In one hand, Pauline Zile clutched a stuffed animal. With the other, she wiped the tears streaming from her red, swollen eyes.
Looking into the TV camera, she made a near-hysterical plea for the return of her 7-year-old daughter, saying Christina Holt had been abducted from a restroom at a flea market.
One problem: The woman kept referring to her daughter in the past tense.
Days later, police announced that Mrs. Zile had concocted the abduction tale to cover up her daughter's beating death more than a month earlier at the hands of the girl's stepfather.
Mrs. Zile's grammatical slip was just one of the inconsistencies investigators uncovered in the death of the second-grader, whose body was found Friday in a shallow grave behind a store in Tequesta, about 20 miles north of West Palm Beach.
"If you think your daughter's just been missing for a few hours, you're not going to be talking about her, every line, in the past tense," said Jim Leljedal, a spokesman for the Broward County Sheriff's Office.
The girl's stepfather, Walter John Zile, 32, was jailed without bail Thursday on charges of murder as well as aggravated child abuse for two previous beatings the child allegedly suffered. He led police to the body.
After more than 10 hours of interrogation, with Mrs. Zile having confessed after failing a lie detector test, Zile had decided to tell his story.
He told police that he was in his living room Sept. 16 and was questioning Christina when she soiled her pants. He hit her several times in the face and on the buttocks, and when she wouldn't stop crying, he covered her mouth with his hand, the affidavit said. She then started to bleed and go into seizures, police said.
The Ziles tried to revive the girl by giving her cardiopulmonary resuscitation and even dunking her in a tub of cold water, Zile told police. They were unable to revive her, and kept her body in a closet for four days while Zile looked for a place to bury her.
He wrapped the girl's body in a blanket, sheets and blue tarp and buried her in a field, according to police.
Investigators believe that Mrs. Zile, 24, witnessed but did not participate in the beating. She tearfully told police her story in exchange for limited immunity. If prosecutors were to establish a crime independent of her statements, she could still be charged.
The tale began last weekend with Mrs. Zile's gripping, detailed account of her daughter's purported abduction. Mrs. Zile said she and Christina had wanted some special mother-daughter time, so they drove from their motel apartment in Riviera Beach to the Swap Shop flea market in Fort Lauderdale on Saturday.
When they arrived, she said, they immediately looked for the nearest restroom. Mrs. Zile said she went into a stall and heard someone go into the stall next to her and assumed it was Christina. She told investigators she was talking to the girl and realized something was wrong when Christina didn't respond.
Mrs. Zile said she yelled Christina's name and no one responded. Her daughter had vanished, she said.
The Sheriff's Office and Riviera Beach police opened child abduction investigations and called in the FBI.
Now, investigators say, it was all a well-rehearsed performance by Mrs. Zile.
"We had somebody who called us this week and they said, "This seems strange, but we saw her calling out for the girl.

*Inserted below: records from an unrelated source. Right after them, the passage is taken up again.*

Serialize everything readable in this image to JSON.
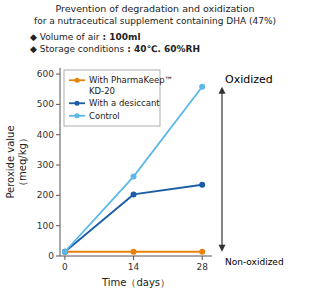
{
  "chart_data": {
    "type": "line",
    "title": "Prevention of degradation and oxidization",
    "subtitle": "for a nutraceutical supplement containing DHA (47%)",
    "annotations": [
      {
        "label": "◆ Volume of air",
        "detail": " : 100ml"
      },
      {
        "label": "◆ Storage conditions",
        "detail": " : 40℃. 60%RH"
      },
      {
        "text": "Oxidized",
        "y": 558
      },
      {
        "text": "Non-oxidized",
        "y": 14
      }
    ],
    "x_label": "Time（days）",
    "y_label": "Peroxide value\n（meq/kg）",
    "x": [
      0,
      14,
      28
    ],
    "series": [
      {
        "name": "With PharmaKeep™\nKD-20",
        "color": "#E8820C",
        "marker": "circle",
        "values": [
          14,
          14,
          14
        ]
      },
      {
        "name": "With a desiccant",
        "color": "#1B5EA6",
        "marker": "circle",
        "values": [
          14,
          203,
          235
        ]
      },
      {
        "name": "Control",
        "color": "#5BB8E8",
        "marker": "circle",
        "values": [
          14,
          262,
          558
        ]
      }
    ],
    "xlim": [
      -1,
      30
    ],
    "ylim": [
      0,
      620
    ],
    "xticks": [
      0,
      14,
      28
    ],
    "yticks": [
      0,
      100,
      200,
      300,
      400,
      500,
      600
    ],
    "grid": false,
    "legend": "upper left"
  }
}
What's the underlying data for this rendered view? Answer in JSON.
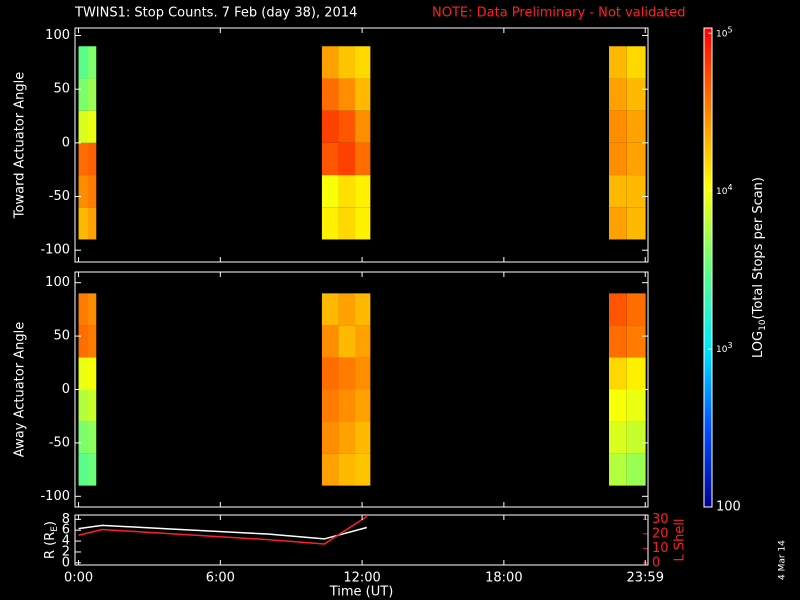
{
  "title": "TWINS1: Stop Counts.  7 Feb (day  38), 2014",
  "note": "NOTE: Data Preliminary - Not validated",
  "date_stamp": "4 Mar 14",
  "colorbar": {
    "label": {
      "text": "LOG",
      "sub": "10",
      "tail": "(Total Stops per Scan)"
    },
    "clim": [
      100,
      108000
    ],
    "log": true,
    "colorscale": [
      "#00008c",
      "#0050ff",
      "#00e8ff",
      "#60ff80",
      "#ffff00",
      "#ff8000",
      "#ff0000"
    ],
    "ticks": [
      {
        "value": 100000,
        "label": "10",
        "sup": "5"
      },
      {
        "value": 10000,
        "label": "10",
        "sup": "4"
      },
      {
        "value": 1000,
        "label": "10",
        "sup": "3"
      },
      100
    ]
  },
  "chart_data": [
    {
      "type": "heatmap",
      "y_label": "Toward Actuator Angle",
      "xlim": [
        -0.15,
        24.1
      ],
      "ylim": [
        -111,
        107
      ],
      "yticks": [
        -100,
        -50,
        0,
        50,
        100
      ],
      "x_bins": [
        0,
        0.4,
        0.75,
        10.3,
        11.0,
        11.7,
        12.35,
        22.45,
        23.2,
        24.0
      ],
      "y_bins": [
        -90,
        -60,
        -30,
        0,
        30,
        60,
        90
      ],
      "values": [
        [
          20000,
          25000,
          null,
          12000,
          15000,
          12000,
          null,
          25000,
          20000
        ],
        [
          30000,
          35000,
          null,
          10000,
          14000,
          12000,
          null,
          20000,
          20000
        ],
        [
          40000,
          45000,
          null,
          50000,
          60000,
          40000,
          null,
          30000,
          25000
        ],
        [
          8000,
          9000,
          null,
          60000,
          50000,
          30000,
          null,
          30000,
          25000
        ],
        [
          4000,
          5000,
          null,
          40000,
          30000,
          20000,
          null,
          25000,
          20000
        ],
        [
          3000,
          4000,
          null,
          25000,
          18000,
          15000,
          null,
          20000,
          15000
        ]
      ]
    },
    {
      "type": "heatmap",
      "y_label": "Away Actuator Angle",
      "xlim": [
        -0.15,
        24.1
      ],
      "ylim": [
        -110,
        110
      ],
      "yticks": [
        -100,
        -50,
        0,
        50,
        100
      ],
      "x_bins": [
        0,
        0.4,
        0.75,
        10.3,
        11.0,
        11.7,
        12.35,
        22.45,
        23.2,
        24.0
      ],
      "y_bins": [
        -90,
        -60,
        -30,
        0,
        30,
        60,
        90
      ],
      "values": [
        [
          3000,
          3500,
          null,
          25000,
          20000,
          18000,
          null,
          6000,
          5000
        ],
        [
          4000,
          4500,
          null,
          30000,
          25000,
          20000,
          null,
          8000,
          7000
        ],
        [
          6000,
          7000,
          null,
          35000,
          30000,
          25000,
          null,
          10000,
          9000
        ],
        [
          9000,
          10000,
          null,
          40000,
          35000,
          30000,
          null,
          15000,
          12000
        ],
        [
          40000,
          35000,
          null,
          30000,
          20000,
          25000,
          null,
          40000,
          35000
        ],
        [
          35000,
          30000,
          null,
          20000,
          25000,
          20000,
          null,
          50000,
          40000
        ]
      ]
    },
    {
      "type": "line",
      "y_label": {
        "text": "R (R",
        "sub": "E",
        "tail": ")"
      },
      "y2_label": "L Shell",
      "x_label": "Time (UT)",
      "xlim": [
        -0.15,
        24.1
      ],
      "xticks": [
        {
          "value": 0,
          "label": "0:00"
        },
        {
          "value": 6,
          "label": "6:00"
        },
        {
          "value": 12,
          "label": "12:00"
        },
        {
          "value": 18,
          "label": "18:00"
        },
        {
          "value": 23.983,
          "label": "23:59"
        }
      ],
      "ylim": [
        -0.4,
        8.8
      ],
      "yticks": [
        0,
        2,
        4,
        6,
        8
      ],
      "y2lim": [
        -1.5,
        33
      ],
      "y2ticks": [
        0,
        10,
        20,
        30
      ],
      "x": [
        0,
        1,
        4,
        8,
        10.4,
        12.2
      ],
      "series": [
        {
          "name": "R",
          "color": "#ffffff",
          "values": [
            6.3,
            6.9,
            6.2,
            5.3,
            4.4,
            6.5
          ]
        },
        {
          "name": "L Shell",
          "color": "#ff2020",
          "axis": "y2",
          "values": [
            19,
            23,
            20,
            16,
            13,
            32
          ]
        }
      ]
    }
  ]
}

But it wasn't on Saturday; it was on Thursday,'
" Leljedal said.
Mrs. Zile even had left a half-full bottle of juice and part of a bag of candy in her car so it would look as if there had been a child with her.
And the doll she clutched, claiming it was Christina's favorite, was new, Leljedal said. "We had a couple of people tell us they had never seen the doll before," he said.
Then, none of the 32 surveillance cameras at the Swap Shop showed that anyone had arrived with Zile on Saturday.
"The more we tried to find people who had seen Christina, the more we found people who hadn't seen her for weeks," Leljedal said.
Charges were filed a day after the Ziles missed an appointment at which Mrs. Zile was to give a blood sample for genetic typing, a common procedure in missing-children cases. A nationwide alert for the couple was issued after investigators found traces of blood in their apartment and the trunk of their car.
Before dawn Thursday, a trucker spotted the Ziles at a store in Port St. Lucie. After nine hours of questioning, Zile led police to the grave site.
The Ziles' two other children, ages 3 and 5, were taken into state custody. A baby Mrs. Zile gave birth to on Oct. 4, about two weeks after the death of Christina, was put up for adoption.
Christina had been the subject of a custody battle most of her life. But unlike most cases, her natural parents weren't fighting to keep her.
Until she was 5, the girl lived with her stepgreat-grandmother, Dorothy Money, in Poolsville, Md. Money was the stepgrandmother of Christina's biological father, Franklin Holt.
Money then turned the girl over to Judy Holt, Christina's paternal grandmother, who brought her to Florida in June to live with Pauline Zile.